Harapan berikutnya, pengawasan yang dilakukan KPPU dalam kemitraan UMKM dengan pelaku usaha besar akan membuat UMKM kian memiliki daya saing. Menurut laporan KPPU, pada 2021 terdapat perbaikan Indeks Persaingan Usaha hingga mencapai 4.81, dimana pada tahun sebelumnya masih berada di angka 4.67. Ada kenaikan indeks persaingan usaha. Oleh karena itu, ke depan peningkatan ini perlu dilanjutkan, khususnya dalam upaya mendukung pemulihan ekonomi nasional di Indonesia. Persaingan merupakan faktor penting bagi kemajuan bangsa dan pemulihan ekonomi nasional. Oleh karena itu, terciptanya persaingan yang sehat merupakan faktor utama dalam mewujudkan kemajuan ini.Dalam konteks inilah pelibatan KPPU dalam mengawasi program kemitraan usaha besar dengan UMKM menjadi semakin menemukan relevansinya.

Peran Pemerintah (Daerah)

Persaingan usaha dan pelaksanaan usaha yang sehat menjadi nilai penting bagi pemulihan ekonomi. Persaingan usaha yang sehat akan memberikan terciptanya barang dan jasa yang kompetitif dan pada akhirnya masyarakat mampu mengonsumsi lebih baik lagi. Persaingan usaha yang sehat dan kemitraan yang sehat akan mampu menghasilkan pengusaha yang sehat agar ke depan pengusaha kita mampu bersaing secara kompetitif bahkan di luar negeri. Namun, kemitraan harus dipastikan tidak terjadi penguasaan oleh yang besar, karena itu memastikan kemitraan berlangsung fair menjadi penting.
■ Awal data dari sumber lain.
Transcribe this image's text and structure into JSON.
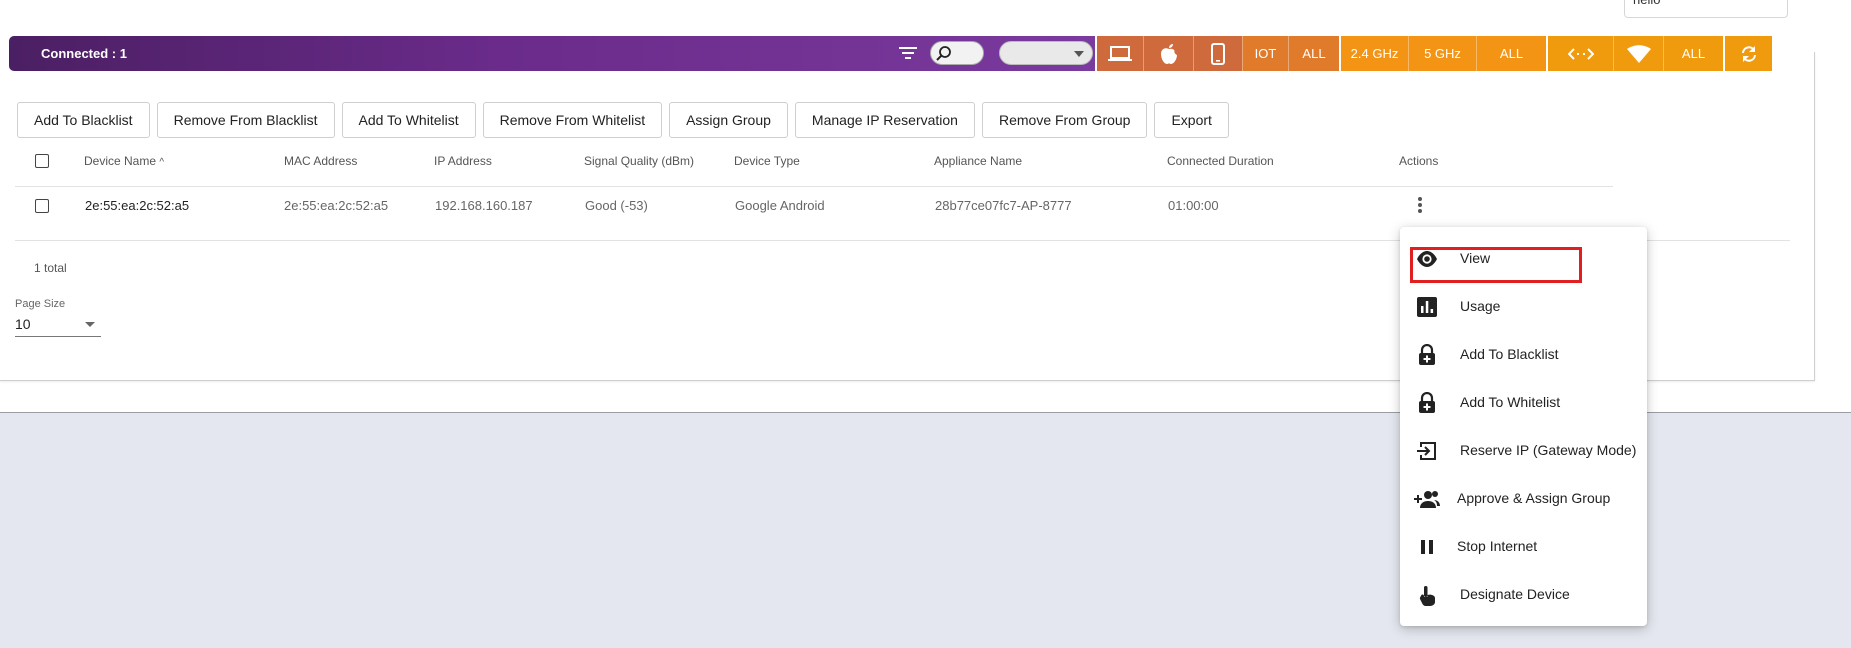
{
  "top_input": {
    "value": "hello"
  },
  "topbar": {
    "connected_label": "Connected : 1",
    "filter_icon": "filter-icon",
    "search_icon": "search-icon",
    "select_value": "",
    "device_filters": [
      {
        "icon": "laptop-icon"
      },
      {
        "icon": "apple-icon"
      },
      {
        "icon": "phone-icon"
      },
      {
        "label": "IOT"
      },
      {
        "label": "ALL"
      }
    ],
    "band_filters": [
      "2.4 GHz",
      "5 GHz",
      "ALL"
    ],
    "direction_filters": [
      {
        "icon": "bidirectional-arrows-icon"
      },
      {
        "icon": "wifi-icon"
      },
      {
        "label": "ALL"
      }
    ],
    "refresh_icon": "refresh-icon",
    "colors": {
      "purple": "#6a2b8a",
      "orange": "#f39414",
      "dark_orange": "#cf6a3c"
    }
  },
  "actions": {
    "buttons": [
      "Add To Blacklist",
      "Remove From Blacklist",
      "Add To Whitelist",
      "Remove From Whitelist",
      "Assign Group",
      "Manage IP Reservation",
      "Remove From Group",
      "Export"
    ]
  },
  "table": {
    "columns": [
      "Device Name",
      "MAC Address",
      "IP Address",
      "Signal Quality (dBm)",
      "Device Type",
      "Appliance Name",
      "Connected Duration",
      "Actions"
    ],
    "sort_indicator": "^",
    "rows": [
      {
        "device_name": "2e:55:ea:2c:52:a5",
        "mac": "2e:55:ea:2c:52:a5",
        "ip": "192.168.160.187",
        "signal": "Good (-53)",
        "device_type": "Google Android",
        "appliance": "28b77ce07fc7-AP-8777",
        "duration": "01:00:00"
      }
    ]
  },
  "footer": {
    "total": "1 total",
    "page_size_label": "Page Size",
    "page_size_value": "10"
  },
  "menu": {
    "items": [
      {
        "label": "View",
        "icon": "eye-icon"
      },
      {
        "label": "Usage",
        "icon": "bar-chart-icon"
      },
      {
        "label": "Add To Blacklist",
        "icon": "lock-plus-icon"
      },
      {
        "label": "Add To Whitelist",
        "icon": "lock-plus-icon"
      },
      {
        "label": "Reserve IP (Gateway Mode)",
        "icon": "login-arrow-icon"
      },
      {
        "label": "Approve & Assign Group",
        "icon": "group-add-icon"
      },
      {
        "label": "Stop Internet",
        "icon": "pause-icon"
      },
      {
        "label": "Designate Device",
        "icon": "touch-hand-icon"
      }
    ],
    "highlight_color": "#e02020"
  }
}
Dalam mendukung kemitraan dan peningkatan kompetensi usaha, peran pemerintah sesungguhnya juga sangat jelas terbaca dari pasal 90 UU No.11 tahun 2020 yang menyebutkan bahwa setiap pemerintah daerah atau pusat wajib memfasilitasi UMKM dalam rantai pasok demi meningkatkan kompetensi usaha. Dan dalam meningkatkan akses pasar UMKM, amanah UU Cipta Kerja yang diturunkan dalam PP Nomor 7 Tahun 2021 tentang Kemudahan, Pelindungan, dan Pemberdayaan Koperasi dan UMKM mengamanahkan 40% belanja pemerintah pada UMKM. Hal penting lainnya yang harus dilakukan pemerintah adalah membangun pusat data terpadu mengenai UMKM yang dapat dimanfaatkan untuk menguatkan bentuk bangun ekosistem kemitraan UMKM itu sendiri.